Hiddink havucu uzatınca

2010 Dünya Kupası'nı ıskalayan milli takımımız, Amerika Birleşik Devletleri kampının ilk maçında Çek Cumhuriyeti ile karşılaştı. Özellikle karşılaşmanın ilk yarısında dikkat çekici bir performans sergileyen ay-yıldızlıların hazırlık maçlarında pek de adetleri olmayan 2-1'lik bir galibiyet alması bana göre sürpriz oldu. Uzun lig maratonunun tüm yorgunluğunu hisseden futbolcularımızın üstelik hiçbir iddia taşımayan bu maçta oynadıkları futbolu bir nedene bağlamak gerekirse o nedeni tribünde oturan Guus Hiddink olarak açıklayabiliriz. Yetenek bakımından bir betimleme yapılacak olsa sanıyorum futbolcu kadromuza atfedilen "Avrupa'nın Brezilyası" benzetmesine karşı çıkacak çok az insan vardır. Ancak söz konusu olan "bireysel taktik", "fundamental" ve "profesyonel düşünce" ise aynı yaldızlı sözleri sarf edemeyeceğimiz çok açık. Bir başka biçimde anlatmak gerekirse; millilerin iyi performans göstermesi için "motivasyon faktörleri" her dönem çok önemli olmuştur, bundan sonra da olacaktır. İşte Çek Cumhuriyeti karşısında şov yapan takımın oynadığı futbolu biraz da buna bağlamak lazım. Guus Hiddink gibi global ölçekte "dağ gibi" reputasyonu olan bir çalıştırıcının gözüne girme hedefi takımımızın işini ciddiye almasına sebep olunca ortaya da seyrine doyulmaz bir futbol çıktı. Bu duruma kritik patlama eşiğindeki Arda Turan ve Nihat gibi oyuncuları da katarsak sanıyorum tüm taşlar yerli yerine oturacak.

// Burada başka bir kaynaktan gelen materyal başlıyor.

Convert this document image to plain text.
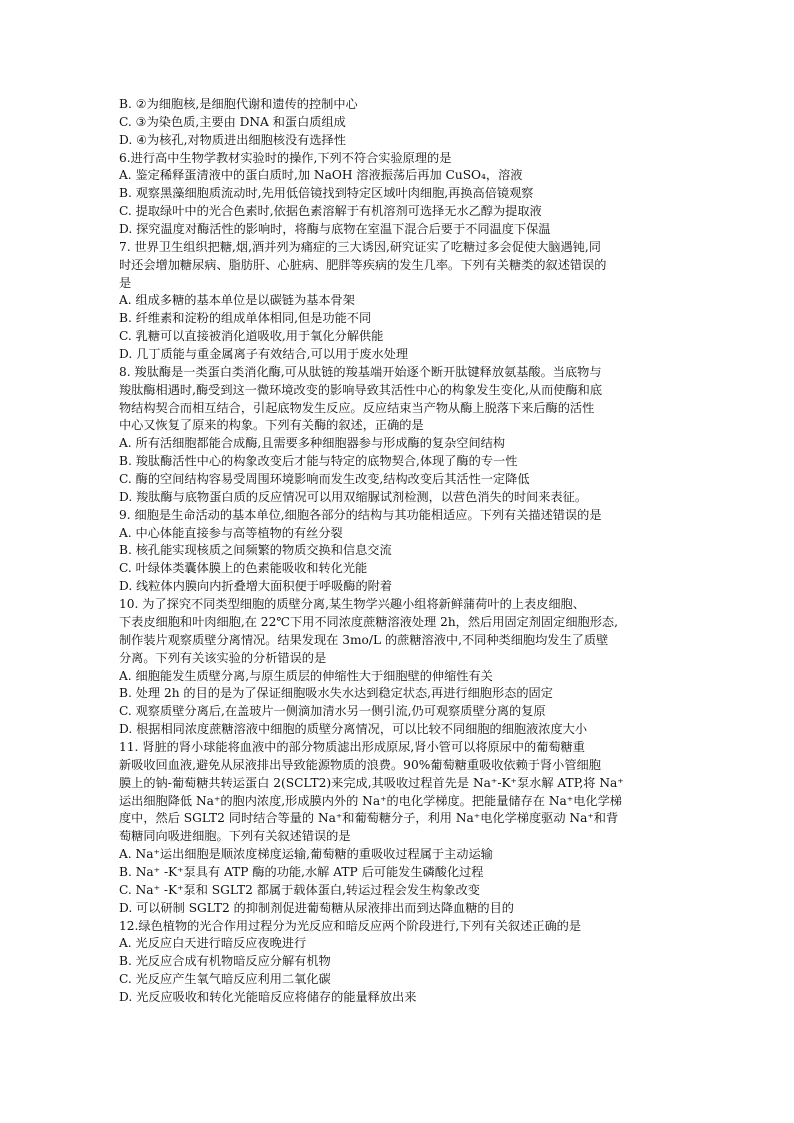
B. ②为细胞核,是细胞代谢和遗传的控制中心
C. ③为染色质,主要由 DNA 和蛋白质组成
D. ④为核孔,对物质进出细胞核没有选择性
6.进行高中生物学教材实验时的操作,下列不符合实验原理的是
A. 鉴定稀释蛋清液中的蛋白质时,加 NaOH 溶液振荡后再加 CuSO₄，溶液
B. 观察黑藻细胞质流动时,先用低倍镜找到特定区域叶肉细胞,再换高倍镜观察
C. 提取绿叶中的光合色素时,依据色素溶解于有机溶剂可选择无水乙醇为提取液
D. 探究温度对酶活性的影响时，将酶与底物在室温下混合后要于不同温度下保温
7. 世界卫生组织把糖,烟,酒并列为痛症的三大诱因,研究证实了吃糖过多会促使大脑遇钝,同
时还会增加糖尿病、脂肪肝、心脏病、肥胖等疾病的发生几率。下列有关糖类的叙述错误的
是
A. 组成多糖的基本单位是以碳链为基本骨架
B. 纤维素和淀粉的组成单体相同,但是功能不同
C. 乳糖可以直接被消化道吸收,用于氧化分解供能
D. 几丁质能与重金属离子有效结合,可以用于废水处理
8. 羧肽酶是一类蛋白类消化酶,可从肽链的羧基端开始逐个断开肽键释放氨基酸。当底物与
羧肽酶相遇时,酶受到这一微环境改变的影响导致其活性中心的构象发生变化,从而使酶和底
物结构契合而相互结合，引起底物发生反应。反应结束当产物从酶上脱落下来后酶的活性
中心又恢复了原来的构象。下列有关酶的叙述，正确的是
A. 所有活细胞都能合成酶,且需要多种细胞器参与形成酶的复杂空间结构
B. 羧肽酶活性中心的构象改变后才能与特定的底物契合,体现了酶的专一性
C. 酶的空间结构容易受周围环境影响而发生改变,结构改变后其活性一定降低
D. 羧肽酶与底物蛋白质的反应情况可以用双缩脲试剂检测，以营色消失的时间来表征。
9. 细胞是生命活动的基本单位,细胞各部分的结构与其功能相适应。下列有关描述错误的是
A. 中心体能直接参与高等植物的有丝分裂
B. 核孔能实现核质之间频繁的物质交换和信息交流
C. 叶绿体类囊体膜上的色素能吸收和转化光能
D. 线粒体内膜向内折叠增大面积便于呼吸酶的附着
10. 为了探究不同类型细胞的质壁分离,某生物学兴趣小组将新鲜蒲荷叶的上表皮细胞、
下表皮细胞和叶肉细胞,在 22℃下用不同浓度蔗糖溶液处理 2h，然后用固定剂固定细胞形态,
制作装片观察质壁分离情况。结果发现在 3mo/L 的蔗糖溶液中,不同种类细胞均发生了质壁
分离。下列有关该实验的分析错误的是
A. 细胞能发生质壁分离,与原生质层的伸缩性大于细胞壁的伸缩性有关
B. 处理 2h 的目的是为了保证细胞吸水失水达到稳定状态,再进行细胞形态的固定
C. 观察质壁分离后,在盖玻片一侧滴加清水另一侧引流,仍可观察质壁分离的复原
D. 根据相同浓度蔗糖溶液中细胞的质壁分离情况，可以比较不同细胞的细胞液浓度大小
11. 肾脏的肾小球能将血液中的部分物质滤出形成原尿,肾小管可以将原尿中的葡萄糖重
新吸收回血液,避免从尿液排出导致能源物质的浪费。90%葡萄糖重吸收依赖于肾小管细胞
膜上的钠-葡萄糖共转运蛋白 2(SCLT2)来完成,其吸收过程首先是 Na⁺-K⁺泵水解 ATP,将 Na⁺
运出细胞降低 Na⁺的胞内浓度,形成膜内外的 Na⁺的电化学梯度。把能量储存在 Na⁺电化学梯
度中，然后 SGLT2 同时结合等量的 Na⁺和葡萄糖分子，利用 Na⁺电化学梯度驱动 Na⁺和背
萄糖同向吸进细胞。下列有关叙述错误的是
A. Na⁺运出细胞是顺浓度梯度运输,葡萄糖的重吸收过程属于主动运输
B. Na⁺ -K⁺泵具有 ATP 酶的功能,水解 ATP 后可能发生磷酸化过程
C. Na⁺ -K⁺泵和 SGLT2 都属于载体蛋白,转运过程会发生构象改变
D. 可以研制 SGLT2 的抑制剂促进葡萄糖从尿液排出而到达降血糖的目的
12.绿色植物的光合作用过程分为光反应和暗反应两个阶段进行,下列有关叙述正确的是
A. 光反应白天进行暗反应夜晚进行
B. 光反应合成有机物暗反应分解有机物
C. 光反应产生氧气暗反应利用二氧化碳
D. 光反应吸收和转化光能暗反应将储存的能量释放出来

Karşılaşmaya 4-2-3-1 düzeninde başlayan milli takımımızın yumuşak karnı defans bloğunda idi ama yeniden yapılanma amacıyla farklı bir kadroda karşımıza çıkan Çekler bu zaafımızı ancak 60.dakikadan sonra keşfedebildiler. Milli takım ve Galatasaray'da siyam ikizleri gibi yapışık kardeşleri oynamaları beklenen Gökhan Zan - Servet ikilisi, ayrı camilerin avlusuna bırakılmış yetimler gibi sezonu kulübede geçirdiklerinden aralarındaki uyum da vasat düzeydeydi. İkinci yarıda tandeme monte edilmeye çalışılan Emre Güngör'ü ise ancak "kabus" kelimesiyle tanımlayabiliriz. Her iki stoperimizin de topu kullanma becerisinden yoksun oluşu tıpkı Rijkaard gibi bir başka Hollandalı Guus Hiddink'in de bu bölgeye operasyon yapmasına yol açabilir. Gerçekten de uluslararası turnuvalarda başarıyı hedefliyorsak, topu geriden oyuna sokabilen bir stoperi milli takımımıza kazandırmak zorundayız.

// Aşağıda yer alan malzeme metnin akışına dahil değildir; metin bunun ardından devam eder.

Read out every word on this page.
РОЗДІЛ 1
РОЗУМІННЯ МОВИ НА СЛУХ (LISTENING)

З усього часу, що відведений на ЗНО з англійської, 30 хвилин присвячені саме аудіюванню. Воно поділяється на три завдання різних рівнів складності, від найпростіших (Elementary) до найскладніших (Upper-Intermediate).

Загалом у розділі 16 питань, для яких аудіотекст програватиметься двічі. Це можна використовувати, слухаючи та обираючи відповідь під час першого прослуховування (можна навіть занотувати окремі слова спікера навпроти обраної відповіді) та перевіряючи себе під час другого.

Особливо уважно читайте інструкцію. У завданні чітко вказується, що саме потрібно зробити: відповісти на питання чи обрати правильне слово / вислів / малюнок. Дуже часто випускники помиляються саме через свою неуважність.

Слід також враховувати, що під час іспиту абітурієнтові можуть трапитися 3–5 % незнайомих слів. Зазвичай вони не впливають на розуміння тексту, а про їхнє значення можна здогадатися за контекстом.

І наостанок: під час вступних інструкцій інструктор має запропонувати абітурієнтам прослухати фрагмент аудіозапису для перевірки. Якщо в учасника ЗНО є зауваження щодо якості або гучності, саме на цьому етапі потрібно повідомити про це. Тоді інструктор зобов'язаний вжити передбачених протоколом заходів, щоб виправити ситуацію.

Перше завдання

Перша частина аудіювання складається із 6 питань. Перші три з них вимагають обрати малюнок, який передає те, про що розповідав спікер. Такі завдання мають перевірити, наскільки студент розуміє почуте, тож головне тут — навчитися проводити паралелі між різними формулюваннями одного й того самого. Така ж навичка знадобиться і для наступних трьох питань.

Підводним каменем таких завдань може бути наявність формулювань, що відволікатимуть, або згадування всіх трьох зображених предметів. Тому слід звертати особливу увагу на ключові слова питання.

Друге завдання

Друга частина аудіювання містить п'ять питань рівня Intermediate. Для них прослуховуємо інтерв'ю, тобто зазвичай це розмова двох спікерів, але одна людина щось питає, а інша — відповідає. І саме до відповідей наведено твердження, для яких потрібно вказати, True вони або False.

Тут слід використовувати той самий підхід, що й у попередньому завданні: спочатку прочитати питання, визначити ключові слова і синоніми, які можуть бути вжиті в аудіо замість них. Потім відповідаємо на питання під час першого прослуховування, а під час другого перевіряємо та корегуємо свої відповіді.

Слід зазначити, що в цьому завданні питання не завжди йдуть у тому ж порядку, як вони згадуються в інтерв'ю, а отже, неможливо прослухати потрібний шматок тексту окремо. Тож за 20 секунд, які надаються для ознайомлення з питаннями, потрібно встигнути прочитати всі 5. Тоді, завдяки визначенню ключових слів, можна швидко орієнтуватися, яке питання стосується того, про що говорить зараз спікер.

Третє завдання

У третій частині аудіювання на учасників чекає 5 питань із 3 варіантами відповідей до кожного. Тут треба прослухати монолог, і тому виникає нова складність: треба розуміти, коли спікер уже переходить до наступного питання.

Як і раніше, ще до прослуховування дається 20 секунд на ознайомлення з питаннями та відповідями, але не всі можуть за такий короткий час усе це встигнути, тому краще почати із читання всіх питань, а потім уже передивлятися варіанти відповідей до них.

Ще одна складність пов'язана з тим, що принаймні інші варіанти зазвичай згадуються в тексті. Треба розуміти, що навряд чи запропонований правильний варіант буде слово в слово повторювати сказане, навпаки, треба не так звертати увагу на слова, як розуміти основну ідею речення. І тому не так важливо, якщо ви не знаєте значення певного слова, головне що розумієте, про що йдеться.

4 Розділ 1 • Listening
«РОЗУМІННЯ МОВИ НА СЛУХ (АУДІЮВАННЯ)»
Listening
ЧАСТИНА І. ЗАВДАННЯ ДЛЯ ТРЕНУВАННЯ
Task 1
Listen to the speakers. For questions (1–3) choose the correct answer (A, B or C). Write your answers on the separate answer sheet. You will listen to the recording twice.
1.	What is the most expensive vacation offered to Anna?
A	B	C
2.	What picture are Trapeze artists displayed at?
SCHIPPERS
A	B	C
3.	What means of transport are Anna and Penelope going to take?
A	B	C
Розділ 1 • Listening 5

Millilerin kötü yanlarını öne çıkarıp da oyun içindeki güzellikleri göz ardı etmek olmaz. Öncelikle defansın önünde görev yapan ikiliden Emre'nin standard kalitesini sahaya yansıttığını Selçuk'un ise beklenenden öte olumlu bir futbol oynadığını belirtmemiz lazım. İleri uçtaki Halil "hedef santrfor" nitelemesinin tam karşılığı olurken, arkasındaki üçlüde tek sırıtan milli formaya yeni yeni ısınan Volkan Şen oldu. Bilhassa Arda'nın Çek takımının sağ kanadını çökertip, "Çökertmeden çıktım da Halil'im" nidaları eşliğinde Halil'e hazırladığı pozisyonlar alkışı hak etti. Nihat'ın "bekledim de gelmedin" tınısıyla yolu gözlenen ve ancak ligin son haftalarına yetişen formu da Cech'i bir kez daha avlamasına vesile oldu. İkinci devrede Oğuz Çetin'in yaptığı değişiklikler sonrası artan Çek Cumhuriyeti baskısını kıramadık ve maçın son bölümlerini mahkum oynadık. Bu anlarda görüldü ki, Aurelio önümüzdeki dönemde de milli takımın önemli oyuncularından biri olacak. Sol bekteki Çağlar ile sağdaki Sabri'nin performanslarında herhangi bir problem yoktu ama Gökhan Gönül ve Hakan Balta'nın dönüşleriyle formalarını geri alacaklarına şüphe yok. İlerleyen dönemde Sercan, Batuhan gibi genç gol ayakları da bu takıma monte edilecek olursa yeniden bir çıkışa geçmemiz söz konusu olacaktır.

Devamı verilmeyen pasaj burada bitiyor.